# Statistics for Computer Scientists

Course
2024-2025

Not applicable.

## Description

Statistics is the science concerning the description and analysis of data, with the aim to draw generally valid conclusions. Statistics forms the core of many methods in data science and artificial intelligence, making it an essential foundation for other courses (e.g., machine learning, data mining).

The focus of the course is on thoroughly understanding and correctly applying statistical methods, not on the formal justification or derivation of those methods. We consider both descriptive statistics, i.e., methods for describing a given collection of data, and inferential statistics, i.e., methods for inferring properties of a population based on a limited yet respresentative sample.

The course introduces the necessary basic concepts (probability, random variables, statistics, parameters, probability distributions, inference, point and interval estimates, hypothesis testing), various inference methods for specific parameters (e.g., for a single mean or proportion, for two samples, for correlelation, ...), and methods for constructing predictive models (linear regression).

## Course objectives

At the end of the course, students should be able to:

• Explain basic probability concepts, such as outcome space, events, random variables, independence, and various types of probability distributions (including population, sample, sampling, normal distributions).

• Summarise a dataset using appropriate descriptive statistics (including numeric ones such as the mean, median, mode, and standard deviation, and graphical ones such as bar plots, scatter plots, and box plots).

• Explain various data collection methods (such as simple random, cluster, stratified, and multistage sampling), and their potential forms of bias (including selection, response, and non-responsed bias).

• Explain the central limit theorem, the concepts of hypothesis testing, hypothesis pairs, Type I and Type II errors, and supervised learning and model selection.

• Identify the appropriate statistical method (from estimation and hypothesis testing) for a research question.

• Perform various estimates and statistical tests by hand, including point estimates, confidence intervals, and one-sample and two-sample tests for a mean and proportion, the Chi-square test, and F-test.

• Interpret (software) results from estimates and statistical tests (including all mentioned in the previous learning outcome).

• Construct a (simple and multiple) linear regression model, interpret its results, and test for independence.

• Discuss limitations of statistical inference and especially statistical hypothesis testing, including the concepts of p-hacking and publication bias.

## Timetable

In MyTimetable, you can find all course and programme schedules, allowing you to create your personal timetable. Activities for which you have enrolled via MyStudyMap will automatically appear in your timetable.

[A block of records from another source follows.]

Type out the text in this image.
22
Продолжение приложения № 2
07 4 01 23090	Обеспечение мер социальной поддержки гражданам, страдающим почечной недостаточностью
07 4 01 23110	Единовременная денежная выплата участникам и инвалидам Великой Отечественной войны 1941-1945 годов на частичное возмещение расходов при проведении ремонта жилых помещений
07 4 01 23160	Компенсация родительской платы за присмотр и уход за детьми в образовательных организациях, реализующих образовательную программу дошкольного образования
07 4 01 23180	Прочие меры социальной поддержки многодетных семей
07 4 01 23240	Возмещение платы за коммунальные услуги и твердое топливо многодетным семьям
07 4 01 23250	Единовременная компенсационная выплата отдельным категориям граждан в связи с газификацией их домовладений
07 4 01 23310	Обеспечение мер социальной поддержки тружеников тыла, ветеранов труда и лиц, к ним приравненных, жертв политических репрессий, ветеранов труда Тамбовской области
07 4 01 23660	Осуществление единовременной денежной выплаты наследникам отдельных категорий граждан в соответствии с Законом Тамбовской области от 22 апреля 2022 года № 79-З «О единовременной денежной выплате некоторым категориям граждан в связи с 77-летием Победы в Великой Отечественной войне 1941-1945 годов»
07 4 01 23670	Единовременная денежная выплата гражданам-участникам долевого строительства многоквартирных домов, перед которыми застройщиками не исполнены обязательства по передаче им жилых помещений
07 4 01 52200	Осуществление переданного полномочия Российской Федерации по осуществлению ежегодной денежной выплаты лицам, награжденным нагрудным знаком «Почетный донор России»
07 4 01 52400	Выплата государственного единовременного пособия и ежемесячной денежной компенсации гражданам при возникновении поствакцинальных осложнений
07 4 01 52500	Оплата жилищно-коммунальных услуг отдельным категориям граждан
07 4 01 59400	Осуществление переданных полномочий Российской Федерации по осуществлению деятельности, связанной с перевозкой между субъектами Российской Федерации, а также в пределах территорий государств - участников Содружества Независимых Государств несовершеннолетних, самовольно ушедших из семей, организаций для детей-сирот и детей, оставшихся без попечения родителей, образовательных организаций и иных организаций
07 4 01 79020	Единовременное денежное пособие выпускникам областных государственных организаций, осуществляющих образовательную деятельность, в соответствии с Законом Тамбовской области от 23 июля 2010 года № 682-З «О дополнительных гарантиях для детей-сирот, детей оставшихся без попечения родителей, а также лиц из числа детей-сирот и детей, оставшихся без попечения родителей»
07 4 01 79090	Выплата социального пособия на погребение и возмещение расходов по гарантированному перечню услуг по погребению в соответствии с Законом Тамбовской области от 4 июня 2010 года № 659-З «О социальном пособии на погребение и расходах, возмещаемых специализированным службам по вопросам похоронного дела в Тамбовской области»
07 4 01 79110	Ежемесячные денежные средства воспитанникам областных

Additionally, you can easily link MyTimetable to a calendar app on your phone, and schedule changes will be automatically updated in your calendar. You can also choose to receive email notifications about schedule changes. You can enable notifications in Settings after logging in.

Questions? Watch the video, read the instructions, or contact the ISSC helpdesk.

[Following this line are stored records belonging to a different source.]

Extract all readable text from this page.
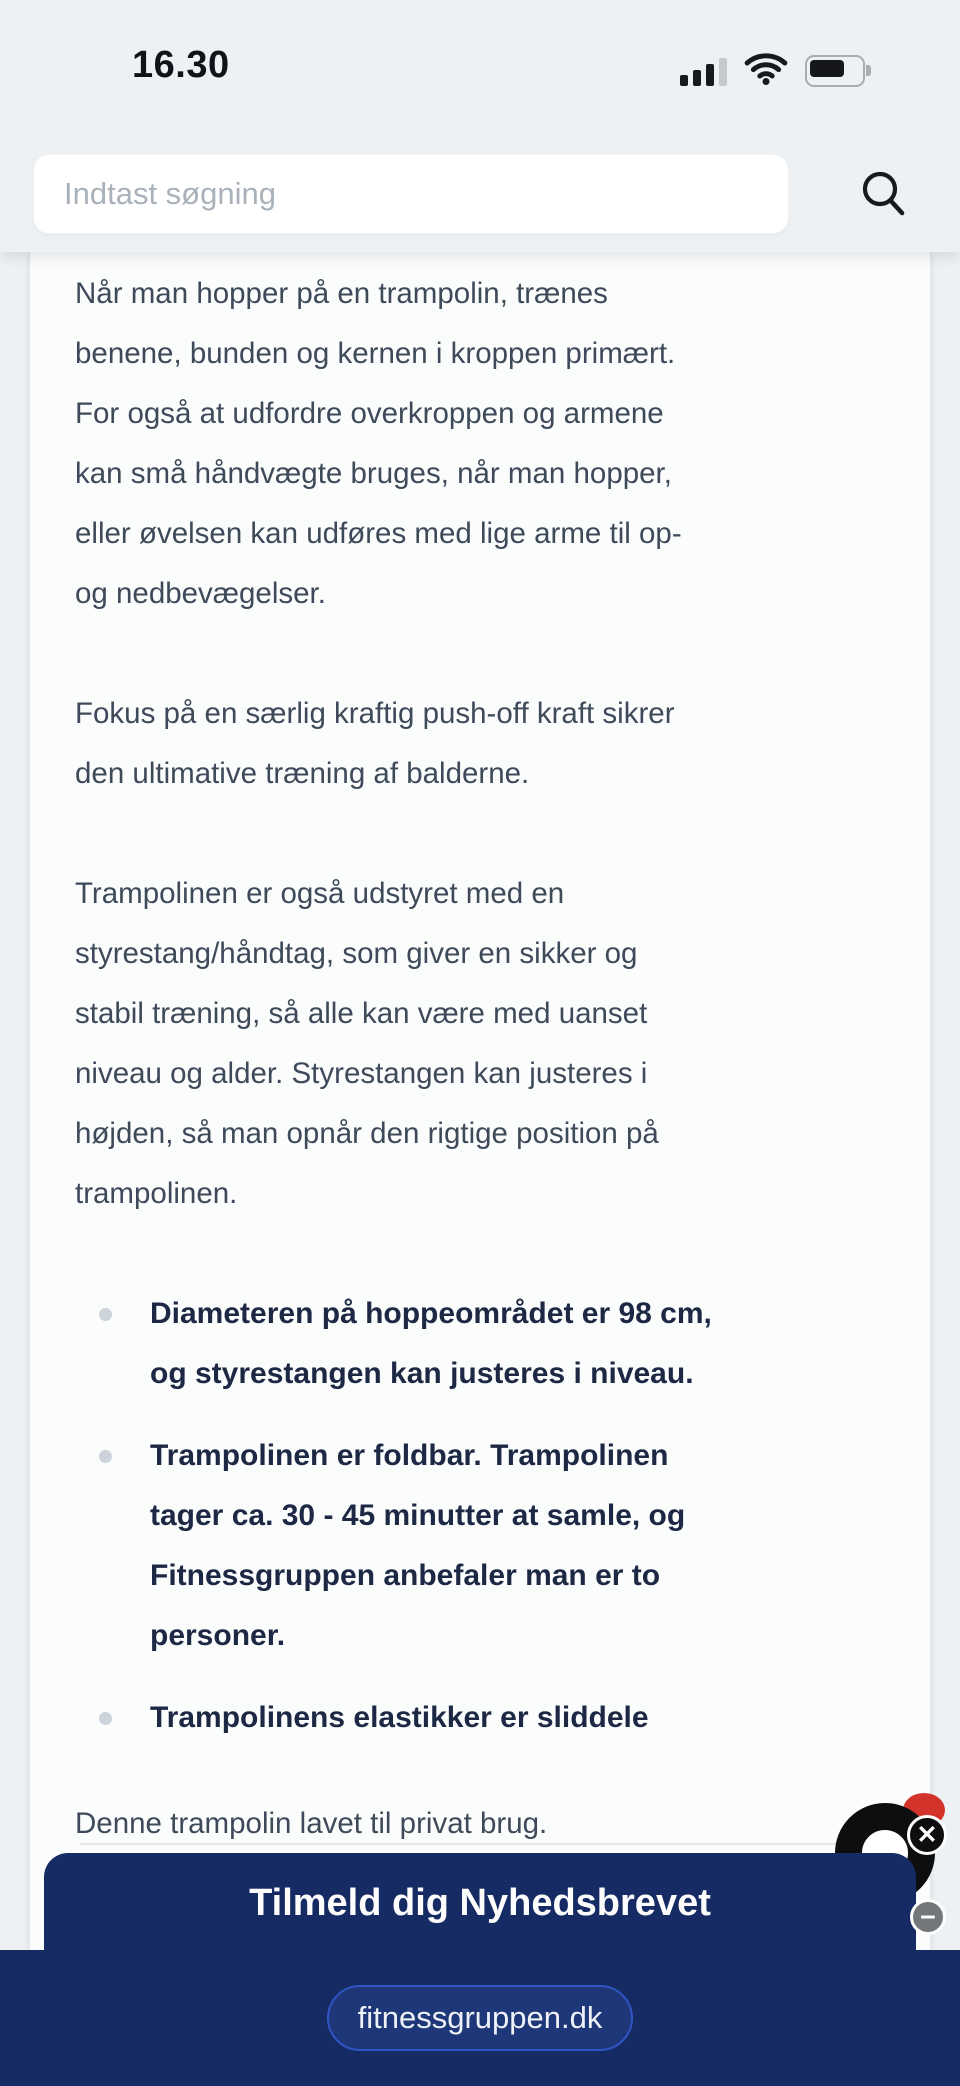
16.30
Indtast søgning
Når man hopper på en trampolin, trænes
benene, bunden og kernen i kroppen primært.
For også at udfordre overkroppen og armene
kan små håndvægte bruges, når man hopper,
eller øvelsen kan udføres med lige arme til op-
og nedbevægelser.
Fokus på en særlig kraftig push-off kraft sikrer
den ultimative træning af balderne.
Trampolinen er også udstyret med en
styrestang/håndtag, som giver en sikker og
stabil træning, så alle kan være med uanset
niveau og alder. Styrestangen kan justeres i
højden, så man opnår den rigtige position på
trampolinen.
Diameteren på hoppeområdet er 98 cm,
og styrestangen kan justeres i niveau.
Trampolinen er foldbar. Trampolinen
tager ca. 30 - 45 minutter at samle, og
Fitnessgruppen anbefaler man er to
personer.
Trampolinens elastikker er sliddele

Denne trampolin lavet til privat brug.	✕
−
Tilmeld dig Nyhedsbrevet
fitnessgruppen.dk
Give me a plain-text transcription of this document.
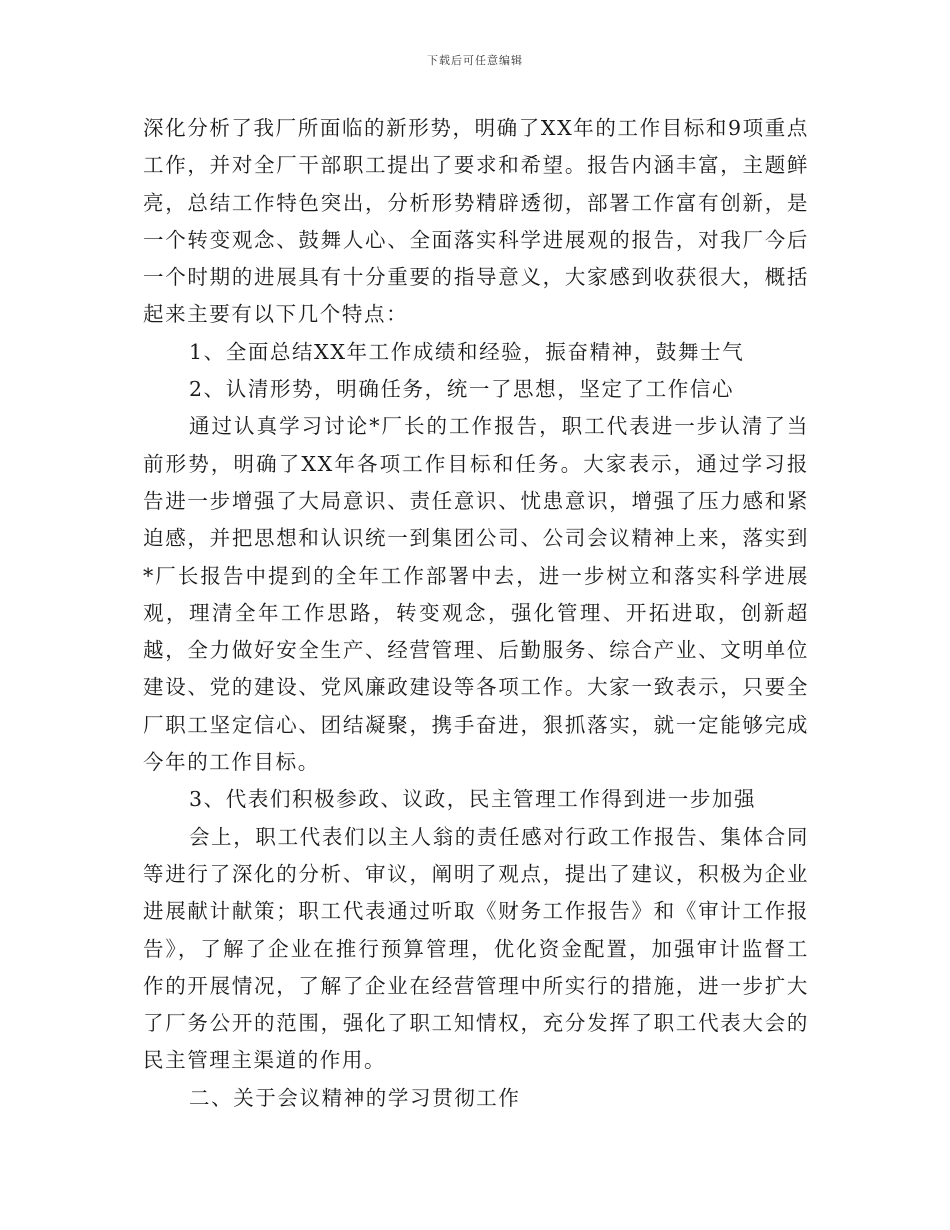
下载后可任意编辑

深化分析了我厂所面临的新形势，明确了XX年的工作目标和9项重点工作，并对全厂干部职工提出了要求和希望。报告内涵丰富，主题鲜亮，总结工作特色突出，分析形势精辟透彻，部署工作富有创新，是一个转变观念、鼓舞人心、全面落实科学进展观的报告，对我厂今后一个时期的进展具有十分重要的指导意义，大家感到收获很大，概括起来主要有以下几个特点：

1、全面总结XX年工作成绩和经验，振奋精神，鼓舞士气

2、认清形势，明确任务，统一了思想，坚定了工作信心

通过认真学习讨论*厂长的工作报告，职工代表进一步认清了当前形势，明确了XX年各项工作目标和任务。大家表示，通过学习报告进一步增强了大局意识、责任意识、忧患意识，增强了压力感和紧迫感，并把思想和认识统一到集团公司、公司会议精神上来，落实到*厂长报告中提到的全年工作部署中去，进一步树立和落实科学进展观，理清全年工作思路，转变观念，强化管理、开拓进取，创新超越，全力做好安全生产、经营管理、后勤服务、综合产业、文明单位建设、党的建设、党风廉政建设等各项工作。大家一致表示，只要全厂职工坚定信心、团结凝聚，携手奋进，狠抓落实，就一定能够完成今年的工作目标。

3、代表们积极参政、议政，民主管理工作得到进一步加强

会上，职工代表们以主人翁的责任感对行政工作报告、集体合同等进行了深化的分析、审议，阐明了观点，提出了建议，积极为企业进展献计献策；职工代表通过听取《财务工作报告》和《审计工作报告》，了解了企业在推行预算管理，优化资金配置，加强审计监督工作的开展情况，了解了企业在经营管理中所实行的措施，进一步扩大了厂务公开的范围，强化了职工知情权，充分发挥了职工代表大会的民主管理主渠道的作用。

二、关于会议精神的学习贯彻工作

Note: Joint Degree students from Leiden/Delft need to combine information from both the Leiden and Delft MyTimetables to see a complete schedule. This video explains how to do it.

## Mode of instruction

One 2-hour lecture and one 2-hour tutorial per week.

## Assessment method

• There will be an in-person written, open-book exam.

• During the semester there will be two assignments that are to be made individually and submitted via Brightspace.

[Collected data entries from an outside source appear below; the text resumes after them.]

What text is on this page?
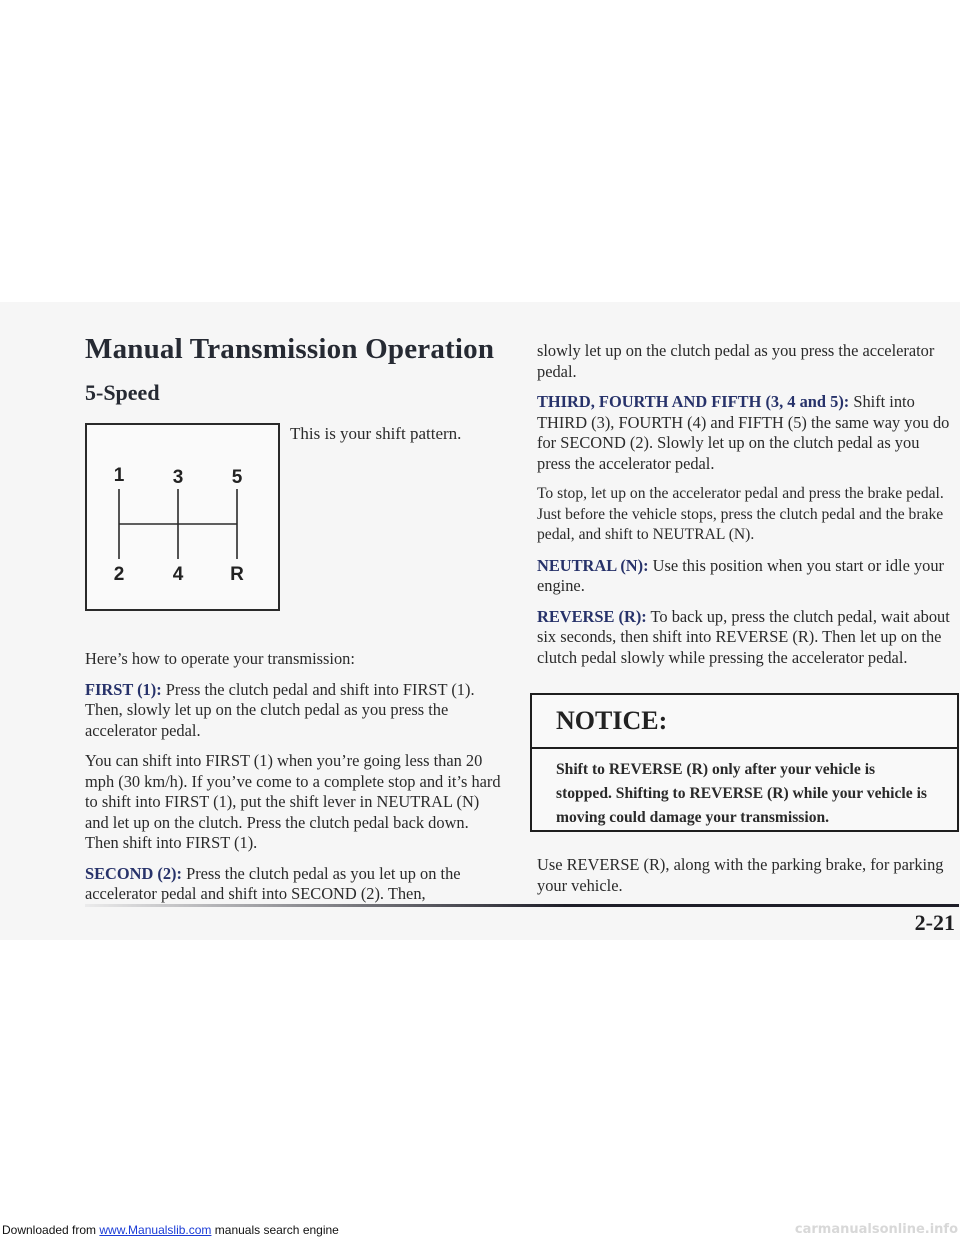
Manual Transmission Operation
5-Speed
1	3	5
2	4 R
This is your shift pattern.

Here’s how to operate your transmission:

FIRST (1): Press the clutch pedal and shift into FIRST (1). Then, slowly let up on the clutch pedal as you press the accelerator pedal.

You can shift into FIRST (1) when you’re going less than 20 mph (30 km/h). If you’ve come to a complete stop and it’s hard to shift into FIRST (1), put the shift lever in NEUTRAL (N) and let up on the clutch. Press the clutch pedal back down. Then shift into FIRST (1).

SECOND (2): Press the clutch pedal as you let up on the accelerator pedal and shift into SECOND (2). Then,

slowly let up on the clutch pedal as you press the accelerator pedal.

THIRD, FOURTH AND FIFTH (3, 4 and 5): Shift into THIRD (3), FOURTH (4) and FIFTH (5) the same way you do for SECOND (2). Slowly let up on the clutch pedal as you press the accelerator pedal.

To stop, let up on the accelerator pedal and press the brake pedal. Just before the vehicle stops, press the clutch pedal and the brake pedal, and shift to NEUTRAL (N).

NEUTRAL (N): Use this position when you start or idle your engine.

REVERSE (R): To back up, press the clutch pedal, wait about six seconds, then shift into REVERSE (R). Then let up on the clutch pedal slowly while pressing the accelerator pedal.

NOTICE:
Shift to REVERSE (R) only after your vehicle is stopped. Shifting to REVERSE (R) while your vehicle is moving could damage your transmission.

Use REVERSE (R), along with the parking brake, for parking your vehicle.

2-21
Downloaded from www.Manualslib.com manuals search engine	carmanualsonline.info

• The assignments are not mandatory, do not have any resit possibilities, and grades from previous years cannot be used.

• Final grade F will be computed as
F = max(E, 0.1 A + 0.9 E),
where E is the grade for the exam and A is the average of the grades for the two assignments.

The teacher will inform the students how the inspection of and follow-up discussion of the exams will take place.

• Statistical Methods for the Social Sciences, Global Edition – Fifth Edition, Alan Agresti, Pearson Education, ISBN 9781292220314. Needed for tutorials and open-book exam, hence having a physical copy is mandatory. (Pearson New International Edition – Fourth Edition, ISBN 9781292021669 is also allowed.)

• The slides that will be published via Brightspace.

## Registration

As a student, you are responsible for enrolling on time through MyStudyMap.

In this short video, you can see step-by-step how to enrol for courses in MyStudyMap.
Extensive information about the operation of MyStudyMap can be found here.

There are two enrolment periods per year:

• Enrolment for the fall opens in July

• Enrolment for the spring opens in December

Note:

• It is mandatory to enrol for all activities of a course that you are going to follow.

• Your enrolment is only complete when you submit your course planning in the ‘Ready for enrolment’ tab by clicking ‘Send’.

• Not being enrolled for an exam/resit means that you are not allowed to participate in the exam/resit.

## Contact

Marieke Vinkenoog

Matthijs van Leeuwen

## Remarks

Software
Starting from the 2024/2025 academic year, the Faculty of Science will use the software distribution platform Academic Software. Through this platform, you can access the software needed for specific courses in your studies. For some software, your laptop must meet certain system requirements, which will be specified with the software. It is important to install the software before the start of the course. More information about the laptop requirements can be found on the student website.